Body clock linked to mood disorders
Disruption to the body’s internal clock may put people at increased risk of mood disorders, scientists say.
A clock ticks in nearly every cell of the body. And they change how the tissues work in a daily rhythm.
A Lancet Psychiatry study of 91,000 people found a disrupted body clock was linked with depression, bipolar disorder and other problems.
The Glasgow researchers said it was a warning to societies becoming less in tune with these natural rhythms.
Although the study did not look at mobile phone use, Prof Daniel Smith, one of the University of Glasgow researchers, told BBC Radio 4’s Today programme that it was ‘likely’ that some of the people in the study who had difficulties might be using social media at night.

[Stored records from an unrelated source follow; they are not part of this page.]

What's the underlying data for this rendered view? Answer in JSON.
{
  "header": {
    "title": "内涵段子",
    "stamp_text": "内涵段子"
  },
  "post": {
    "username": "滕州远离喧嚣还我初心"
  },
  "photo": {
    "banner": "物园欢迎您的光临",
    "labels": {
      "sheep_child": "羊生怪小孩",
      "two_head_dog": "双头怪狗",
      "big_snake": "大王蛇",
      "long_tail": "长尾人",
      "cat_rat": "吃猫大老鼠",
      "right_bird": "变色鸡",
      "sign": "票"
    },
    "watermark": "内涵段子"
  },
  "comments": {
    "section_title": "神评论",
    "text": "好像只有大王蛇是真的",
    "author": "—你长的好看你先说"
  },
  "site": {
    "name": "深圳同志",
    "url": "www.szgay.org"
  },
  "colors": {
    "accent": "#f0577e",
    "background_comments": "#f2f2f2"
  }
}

“For me absolutely my mobile phone goes off before 22:00 at night and that’s it, because obviously we didn’t evolve to be looking at screens when we should be sleeping,” he said.
People in the study wore activity monitors for a week to see how disrupted their clocks were. Those who were highly active at night or inactive during the day were classed as being disruptive. And they were between 6% and 10% more likely to have been diagnosed with a mood disorder than people who had a more typical – active in the day, inactive at night – pattern.
Prof Smith, a psychiatrist, told the BBC: “These are not huge differences.
“But what is striking is it is pretty robust across lots of interesting outcomes.”